Landowners Hugh Ryan, Marvin Davant and Feed Mill Hunt Club President Chas Bostic attended.
SCDNR First Sgt. Sidney Rainwater and Lance Cpl. Ed Laney gave some insight on the state laws regarding trespassing and poaching and offered some advice for dealing with law breakers.
Sgt. Rainwater is a team member of Staff Operations that manages the Operation Game Thief, Coastal Watch and Property Watch programs. Officer Ed Laney is a Sumter County game warden.
They pointed out that poaching is more than a nuisance for landowners and property managers. It is a violation of property rights, stealing of our natural resources and a safety concern.
They noted that the best way to keep trespassers and poachers from violating rural property is to make some kind of a presence there. That doesn't mean that you have to be there in person all the time. There are some steps that landowners and hunt club managers can do to keep the land secure.
Poachers will generally look for easy targets. Land that is held by an out-of-town owner, that doesn't get much use, is a prime target. If the owner or manager is unable to visit the property often, they can have someone local check on the land for them. Tire tracks on driveways and woods roads will show that the property is being used.
Posting the property boundaries with "No Trespassing" signs is important. It takes away a trespasser's excuse that they didn't know they were across a boundary or on private land. Install well-constructed gates, with strong locks, on entrance roads.
Install trail cameras or a surveillance system. A time-stamped photo of a poacher could be enough for an arrest and conviction. Think of it as "hard evidence."
Call the local game warden and introduce yourself. Invite the person out to the property. Put his or her number in your cellphone. Wardens can't watch the property for you all the time, but a good relationship helps when a problem is discovered. An officer will work with a landowner on how he wants to handle problems.
What should a landowner or manager do if a trespasser or poacher is encountered? If at all possible, avoid confrontation. Gather as much information as possible about his or her appearance, weapon, vehicle or anything else that may be pertinent. Contact SCDNR at the Operation Game Thief hotline number 1-800-922-5431.
The SCDNR Property Watch Program offers an additional level of protection for rural landowners and property managers.
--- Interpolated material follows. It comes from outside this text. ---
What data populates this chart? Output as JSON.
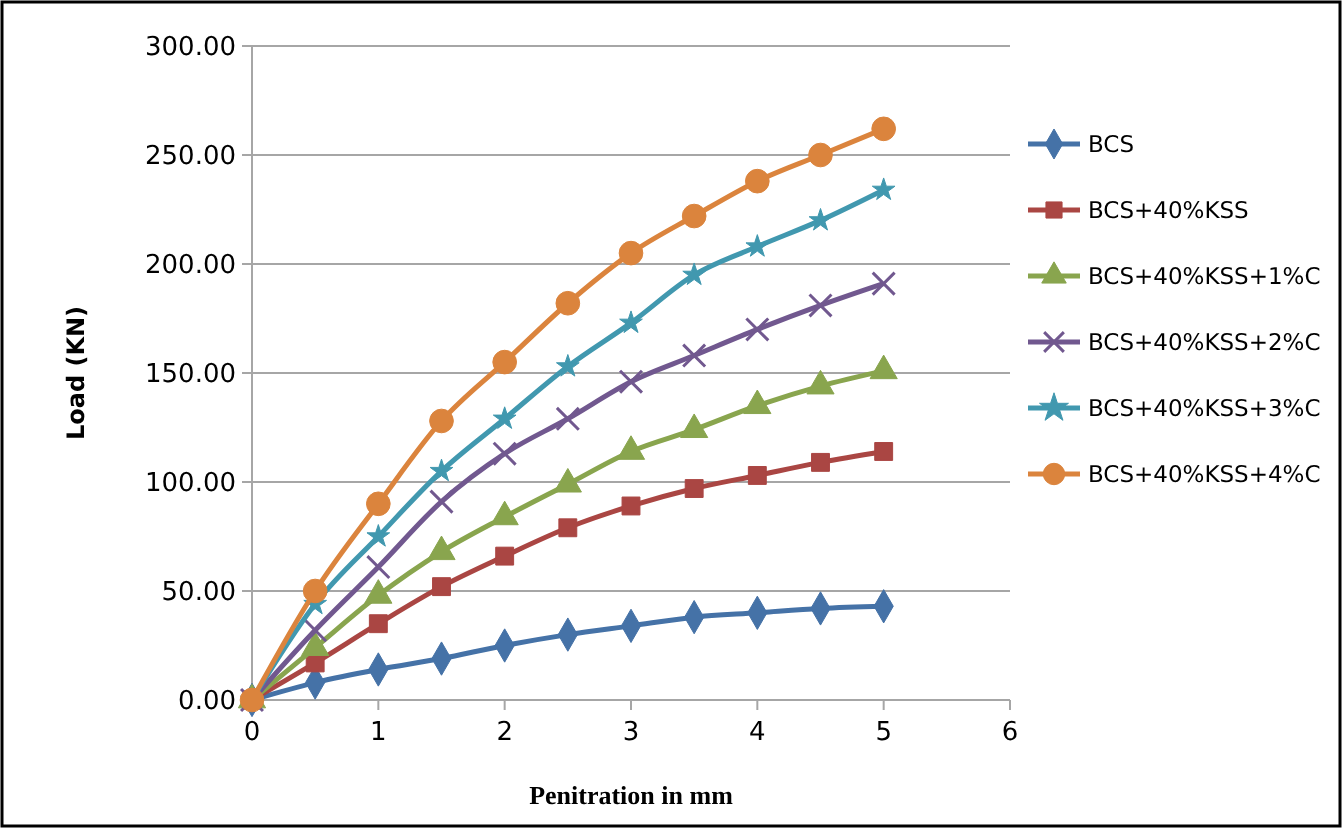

Authorization is given to allow SCDNR to prosecute violations of trespassing upon the enrolled property, without the presence of the landowner, lessee or authorized representative. An application form to enroll a property can be found on the SCDNR website.
There is no cost to enroll a property. The program is funded by donations and sign sales. Property Watch signs and membership cards are available for a small fee and can be ordered online. For more information, call the Law Enforcement Division at (803) 734-4002.
I have used the Property Watch Program on a timber company lease that I held in Clarendon County. It made an immediate and tremendous impact on the security of the property. I've had poaching and trespassing problems on my own property in Clarendon County, and I can't be there all the time, so I plan to enroll the land in the program. I can even enroll adjoining properties that belong to relatives with their written permission.
The Property Watch Program will help make a presence on a rural property.